When radionuclides lose energy, or decay, they emit various types of subatomic particles that can offer different advantages in the clinic. For example, radionuclides that decay by positron emission can be used for PET imaging to detect cancer while other kinds of radioactive decays can be used for specific types of radiation therapies. Ellison and his colleagues are currently developing Meitner-Auger-electron emitting radionuclides, which deposit significant radioactive decay energy within a micrometer or sub-micrometer radius.
“For a long time, people have said that these Auger electron emitters have really high potential for doing radiation therapy because of the fact that that radiation is so much more localized to where the radionuclide was,” Ellison said.
However, that level of localization poses new challenges since researchers then also need to carefully study the effects of the radiation potency inside the cells of the tissues being targeted.
“There's sort of a whole other level of fundamental radiation biology and understanding that you have to have,” Ellison said.

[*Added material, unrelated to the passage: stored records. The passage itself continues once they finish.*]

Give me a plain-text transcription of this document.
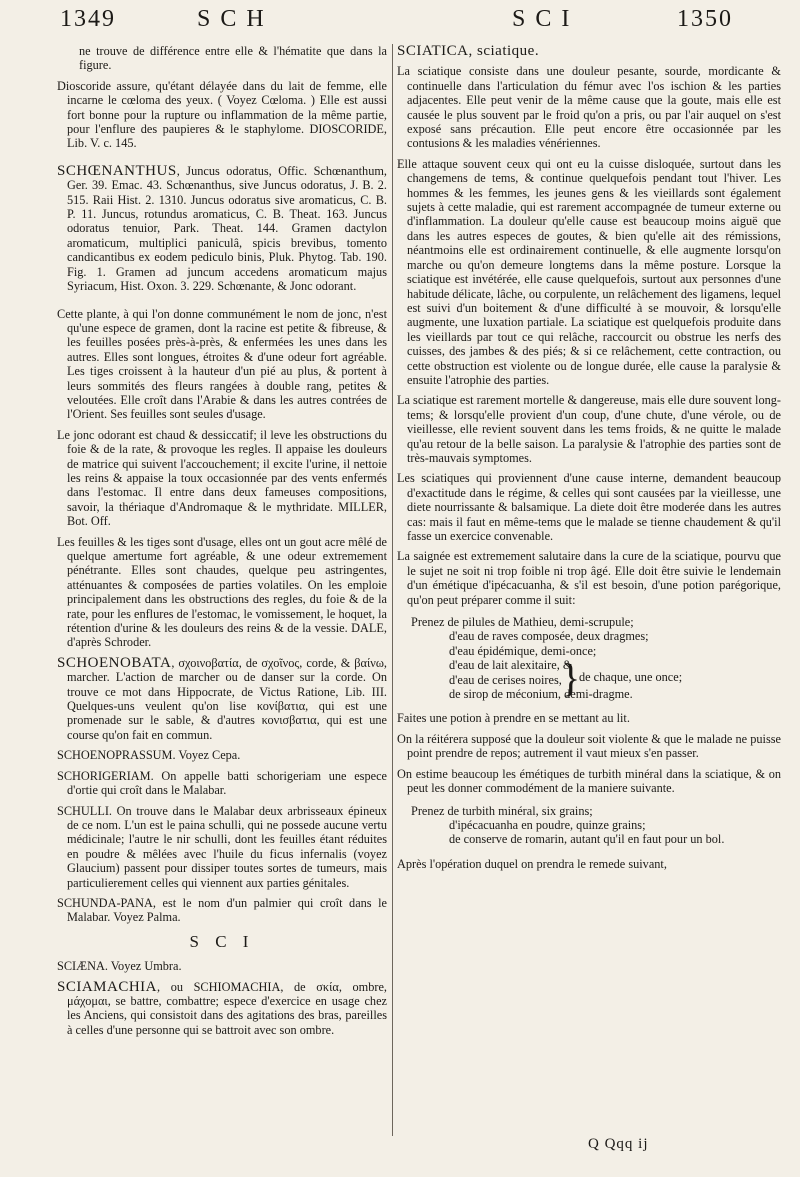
1349	S C H	S C I	1350

ne trouve de différence entre elle & l'hématite que dans la figure.

Dioscoride assure, qu'étant délayée dans du lait de femme, elle incarne le cœloma des yeux. ( Voyez Cœloma. ) Elle est aussi fort bonne pour la rupture ou inflammation de la même partie, pour l'enflure des paupieres & le staphylome. DIOSCORIDE, Lib. V. c. 145.

SCHŒNANTHUS, Juncus odoratus, Offic. Schœnanthum, Ger. 39. Emac. 43. Schœnanthus, sive Juncus odoratus, J. B. 2. 515. Raii Hist. 2. 1310. Juncus odoratus sive aromaticus, C. B. P. 11. Juncus, rotundus aromaticus, C. B. Theat. 163. Juncus odoratus tenuior, Park. Theat. 144. Gramen dactylon aromaticum, multiplici paniculâ, spicis brevibus, tomento candicantibus ex eodem pediculo binis, Pluk. Phytog. Tab. 190. Fig. 1. Gramen ad juncum accedens aromaticum majus Syriacum, Hist. Oxon. 3. 229. Schœnante, & Jonc odorant.

Cette plante, à qui l'on donne communément le nom de jonc, n'est qu'une espece de gramen, dont la racine est petite & fibreuse, & les feuilles posées près-à-près, & enfermées les unes dans les autres. Elles sont longues, étroites & d'une odeur fort agréable. Les tiges croissent à la hauteur d'un pié au plus, & portent à leurs sommités des fleurs rangées à double rang, petites & veloutées. Elle croît dans l'Arabie & dans les autres contrées de l'Orient. Ses feuilles sont seules d'usage.

Le jonc odorant est chaud & dessiccatif; il leve les obstructions du foie & de la rate, & provoque les regles. Il appaise les douleurs de matrice qui suivent l'accouchement; il excite l'urine, il nettoie les reins & appaise la toux occasionnée par des vents enfermés dans l'estomac. Il entre dans deux fameuses compositions, savoir, la thériaque d'Andromaque & le mythridate. MILLER, Bot. Off.

Les feuilles & les tiges sont d'usage, elles ont un gout acre mêlé de quelque amertume fort agréable, & une odeur extremement pénétrante. Elles sont chaudes, quelque peu astringentes, atténuantes & composées de parties volatiles. On les emploie principalement dans les obstructions des regles, du foie & de la rate, pour les enflures de l'estomac, le vomissement, le hoquet, la rétention d'urine & les douleurs des reins & de la vessie. DALE, d'après Schroder.

SCHOENOBATA, σχοινοβατία, de σχοῖνος, corde, & βαίνω, marcher. L'action de marcher ou de danser sur la corde. On trouve ce mot dans Hippocrate, de Victus Ratione, Lib. III. Quelques-uns veulent qu'on lise κονίβατια, qui est une promenade sur le sable, & d'autres κονισβατια, qui est une course qu'on fait en commun.

SCHOENOPRASSUM. Voyez Cepa.

SCHORIGERIAM. On appelle batti schorigeriam une espece d'ortie qui croît dans le Malabar.

SCHULLI. On trouve dans le Malabar deux arbrisseaux épineux de ce nom. L'un est le paina schulli, qui ne possede aucune vertu médicinale; l'autre le nir schulli, dont les feuilles étant réduites en poudre & mêlées avec l'huile du ficus infernalis (voyez Glaucium) passent pour dissiper toutes sortes de tumeurs, mais particulierement celles qui viennent aux parties génitales.

SCHUNDA-PANA, est le nom d'un palmier qui croît dans le Malabar. Voyez Palma.

S C I

SCIÆNA. Voyez Umbra.

SCIAMACHIA, ou SCHIOMACHIA, de σκία, ombre, μάχομαι, se battre, combattre; espece d'exercice en usage chez les Anciens, qui consistoit dans des agitations des bras, pareilles à celles d'une personne qui se battroit avec son ombre.

SCIATICA, sciatique.

La sciatique consiste dans une douleur pesante, sourde, mordicante & continuelle dans l'articulation du fémur avec l'os ischion & les parties adjacentes. Elle peut venir de la même cause que la goute, mais elle est causée le plus souvent par le froid qu'on a pris, ou par l'air auquel on s'est exposé sans précaution. Elle peut encore être occasionnée par les contusions & les maladies vénériennes.

Elle attaque souvent ceux qui ont eu la cuisse disloquée, surtout dans les changemens de tems, & continue quelquefois pendant tout l'hiver. Les hommes & les femmes, les jeunes gens & les vieillards sont également sujets à cette maladie, qui est rarement accompagnée de tumeur externe ou d'inflammation. La douleur qu'elle cause est beaucoup moins aiguë que dans les autres especes de goutes, & bien qu'elle ait des rémissions, néantmoins elle est ordinairement continuelle, & elle augmente lorsqu'on marche ou qu'on demeure longtems dans la même posture. Lorsque la sciatique est invétérée, elle cause quelquefois, surtout aux personnes d'une habitude délicate, lâche, ou corpulente, un relâchement des ligamens, lequel est suivi d'un boitement & d'une difficulté à se mouvoir, & lorsqu'elle augmente, une luxation partiale. La sciatique est quelquefois produite dans les vieillards par tout ce qui relâche, raccourcit ou obstrue les nerfs des cuisses, des jambes & des piés; & si ce relâchement, cette contraction, ou cette obstruction est violente ou de longue durée, elle cause la paralysie & ensuite l'atrophie des parties.

La sciatique est rarement mortelle & dangereuse, mais elle dure souvent long-tems; & lorsqu'elle provient d'un coup, d'une chute, d'une vérole, ou de vieillesse, elle revient souvent dans les tems froids, & ne quitte le malade qu'au retour de la belle saison. La paralysie & l'atrophie des parties sont de très-mauvais symptomes.

Les sciatiques qui proviennent d'une cause interne, demandent beaucoup d'exactitude dans le régime, & celles qui sont causées par la vieillesse, une diete nourrissante & balsamique. La diete doit être moderée dans les autres cas: mais il faut en même-tems que le malade se tienne chaudement & qu'il fasse un exercice convenable.

La saignée est extremement salutaire dans la cure de la sciatique, pourvu que le sujet ne soit ni trop foible ni trop âgé. Elle doit être suivie le lendemain d'un émétique d'ipécacuanha, & s'il est besoin, d'une potion parégorique, qu'on peut préparer comme il suit:

Prenez de pilules de Mathieu, demi-scrupule;
d'eau de raves composée, deux dragmes;
d'eau épidémique, demi-once;
d'eau de lait alexitaire, &
}
de chaque, une once;
d'eau de cerises noires,
de sirop de méconium, demi-dragme.

Faites une potion à prendre en se mettant au lit.

On la réitérera supposé que la douleur soit violente & que le malade ne puisse point prendre de repos; autrement il vaut mieux s'en passer.

On estime beaucoup les émétiques de turbith minéral dans la sciatique, & on peut les donner commodément de la maniere suivante.

Prenez de turbith minéral, six grains;
d'ipécacuanha en poudre, quinze grains;
de conserve de romarin, autant qu'il en faut pour un bol.

Après l'opération duquel on prendra le remede suivant,

Q Qqq ij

Understanding how different radionuclides might behave in biological systems requires attaching them to another molecule called a biological targeting vector. These biological targeting vectors designate where the radionuclides are delivered within the body, and they can come in many sizes from small sugar molecules to short peptides to large antibodies.
“The size and polarity of the molecule make a big difference in terms of its biological activity,” Ellison said. “It changes its biodistribution really, really dramatically, so when the radionuclide is in the body, it behaves radically different.”
Ellison is particularly interested in attaching Meitner-Auger-emitting radionuclides to PARP inhibitors, which are used to treat certain types of BRCA-positive breast and ovarian cancers. Ellison says they serve as a biological targeting vector for which the macroscopic biodistribution of is already known and which has a biological function that would bring the radionuclide close to the DNA of cancerous cells. In collaboration with other researchers at the University of Pennsylvania, they showed that they could make these bromine-based PET and Auger electron radiotherapy agents.
Now, Ellison is developing new types of these bromine-based PARP inhibitors and studying their efficacy in cancer cell lines with varying PARP expression levels and BRCA mutations. This work is being done in collaboration with fellow UW Carbone member Manish Patankar, PhD, who is also a professor in reproductive sciences.
“The combination of the Cyclotron Research group’s exceptional cyclotron capabilities, our group’s nuclear and radiochemistry expertise, and the cancer biology research expertise of the Carbone Cancer Center gives us the unique ability to study the fundamental radiation biology of Meitner-Auger electron emitting radiopharmaceuticals,” Ellison said.